Finalmente, la humildad es también la base de la
relación con Dios. Pensemos que, en la parábola de Jesús, el fariseo lleva una
vida irreprochable, con las prácticas religiosas semanales e, incluso, ¡ejerce
la limosna! Pero no es humilde y esto carcome todos sus actos.

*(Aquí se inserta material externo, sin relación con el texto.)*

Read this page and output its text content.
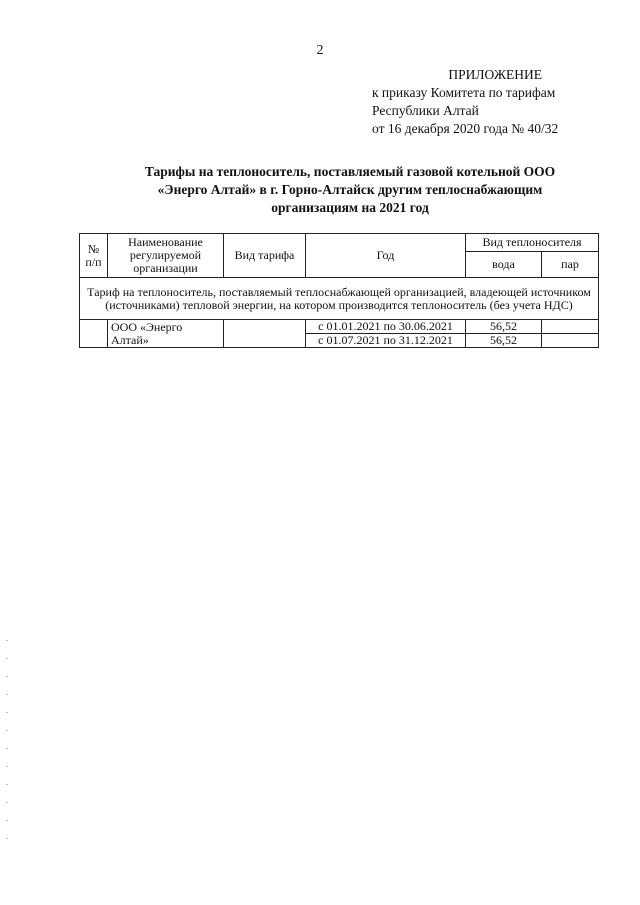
2
ПРИЛОЖЕНИЕ
к приказу Комитета по тарифам
Республики Алтай
от 16 декабря 2020 года № 40/32
Тарифы на теплоноситель, поставляемый газовой котельной ООО
«Энерго Алтай» в г. Горно-Алтайск другим теплоснабжающим
организациям на 2021 год
№ п/п	Наименование регулируемой организации	Вид тарифа	Год	Вид теплоносителя	
				вода	пар
Тариф на теплоноситель, поставляемый теплоснабжающей организацией, владеющей источником (источниками) тепловой энергии, на котором производится теплоноситель (без учета НДС)					
	ООО «Энерго Алтай»		с 01.01.2021 по 30.06.2021	56,52	
			с 01.07.2021 по 31.12.2021	56,52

Tenemos cerca la Semana Santa. Pronto
contemplaremos — ¡una vez más!— a Cristo en la Cruz: «El Señor crucificado es
un testimonio insuperable de amor paciente y de humilde mansedumbre» (San Juan
Pablo II). Allí veremos cómo, ante la súplica de Dimas —«Jesús, acuérdate de mí
cuando llegues a tu Reino» (Lc 23,42) — el Señor responde con una “canonización
fulminante”, sin precedentes: «En verdad te digo, hoy mismo estarás conmigo en
el paraíso» (Lc 23,43). Este personaje era un asesino que queda, finalmente,
canonizado por el propio Cristo antes de morir.
Es un caso inédito y, para nosotros, un
consuelo...: la santidad no la “fabricamos” nosotros, sino que la otorga Dios,
si Él encuentra en nosotros un corazón humilde y converso.